Bitcoin spot ETFs have a 90% chance of being approved by January 2024Bloomberg analysts say the approval of spot Bitcoin exchange traded funds (ETFs) is almost certain. They believe there is a 90% chance of obtaining approval before January 10, 2024
Bitcoin spot ETFs have a 90% chance of being approved by January 2024
Bloomberg analysts say the approval of spot Bitcoin exchange traded funds (ETFs) is almost certain. They believe there is a 90% chance of obtaining approval before January 10, 2024.
Bloomberg analysts James Safat and Eric Barkunas stated that communication between fund managers and the Securities and Exchange Commission (SEC) regarding spot Bitcoin ETFs has become more active.
The recently updated spot Bitcoin ETF prospectus from Ark and 21Shares has added at least five pages of new text, indicating that the dialogue with the SEC is constructive, which usually only occurs when the fund is about to be approved
Reuters reported on Friday that the SEC has decided not to appeal the August court ruling, which stated that its rejection of Grayscale's ETF proposal was "arbitrary and arbitrary". Bloomberg reported on Saturday that the dialogue between Grayscale and the SEC will begin after the SEC decides not to appeal.
The FTX address has pledged 5.5 million $SOL and 24000 $ETH, with an estimated annual revenue of over 9 million US dollars
On chain data shows that the address marked as FTX bankruptcy property has recently pledged over 5.5 million $SOLs (approximately $122 million at current prices) and over 24000 $ETHs (approximately $30 million at current prices).
According to CoinDesk, based on the current annualized proceeds from pledges, these $SOLs will generate over $8 million in revenue annually, while $ETH will generate approximately $1 million in revenue.
Last month, a judge from the US bankruptcy court approved a motion proposed by FTX to allow the exchange to sell, pledge, and hedge its holdings of cryptocurrency assets to repay creditors. At that time, FTX held a total value of approximately $3.4 billion in cryptocurrencies, including $1.16 billion in SOL, $560 million in BTC, $192 million in ETH, and $119 million in XRP.
Solana Becomes an Ecological Partner in the Dubai Free Economic Zone
According to Cointelgraph, the Solana Foundation has announced that it has become one of the ecological partners of the Dubai Multi Commodity Center (DMCC) in the United Arab Emirates, which is one of the three free economic zones in the UAE.
Solana will provide technical and business development support for members of the DMCC encryption center. The company will also provide webinars and educational courses on various Web3 topics, and continue to carry out existing grant projects at DMCC.
The ecological partner list of DMCC also includes multiple entities such as cryptocurrency exchange Bybit, digital asset market maker DWFLabs, Web3 incubator TDeFi, and venture capital fund Brinc. The total number of members of the center is officially 23000 companies.

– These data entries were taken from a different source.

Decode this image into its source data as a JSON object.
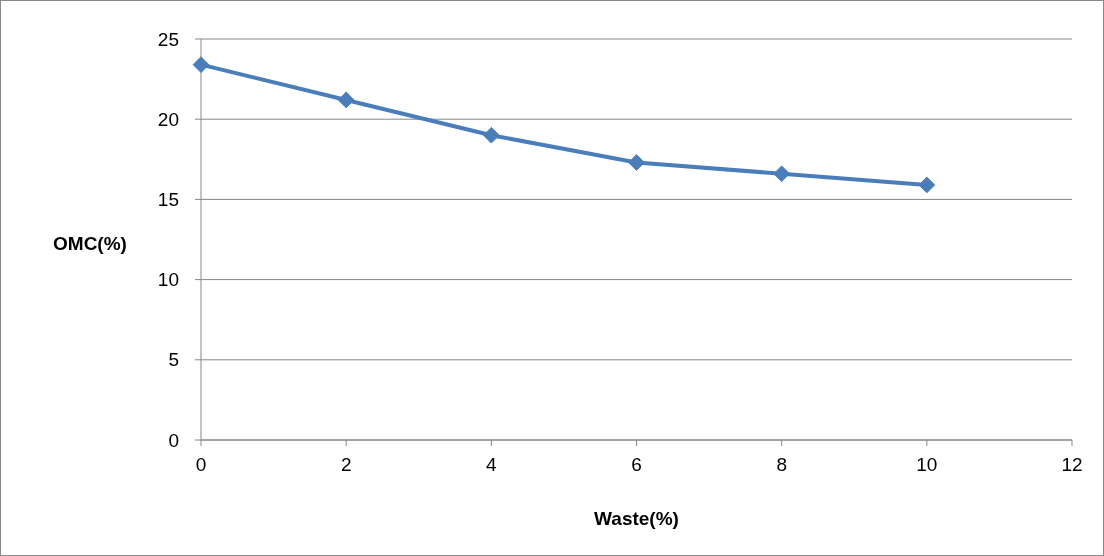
{
  "chart_data": {
    "type": "line",
    "xlabel": "Waste(%)",
    "ylabel": "OMC(%)",
    "x": [
      0,
      2,
      4,
      6,
      8,
      10
    ],
    "series": [
      {
        "color": "#4a7ebb",
        "values": [
          23.4,
          21.2,
          19.0,
          17.3,
          16.6,
          15.9
        ]
      }
    ],
    "xlim": [
      0,
      12
    ],
    "xticks": [
      0,
      2,
      4,
      6,
      8,
      10,
      12
    ],
    "ylim": [
      0,
      25
    ],
    "yticks": [
      0,
      5,
      10,
      15,
      20,
      25
    ],
    "grid": "y",
    "marker": "diamond",
    "line_style": "solid"
  }
}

The report states that the US government is one of the largest Bitcoin holders, holding over $5 billion in BTC
The US government has become one of the largest holders of Bitcoin, with an estimated value of over $5 billion. This estimate is based on three major confiscation actions related to Bitfinex hacking attacks and SilkRoad, which means the actual holdings may be larger. According to data analysis from public documents, encryption company 21. Co estimates that the US government still holds approximately $5.3 billion worth of 194188BTC. These bitcoins are mainly stored in encrypted storage devices called hardware wallets, stored offline, and managed by the Ministry of Justice and the Internal Revenue Service.
Confiscated assets do not immediately belong to the government. The US Marshal Service, as the main agency responsible for selling confiscated property, only obtains ownership of confiscated Bitcoin after a clear confiscation judgment is issued by the court. The US government will also sell some confiscated Bitcoin through the auction system from time to time, in accordance with court liquidation orders.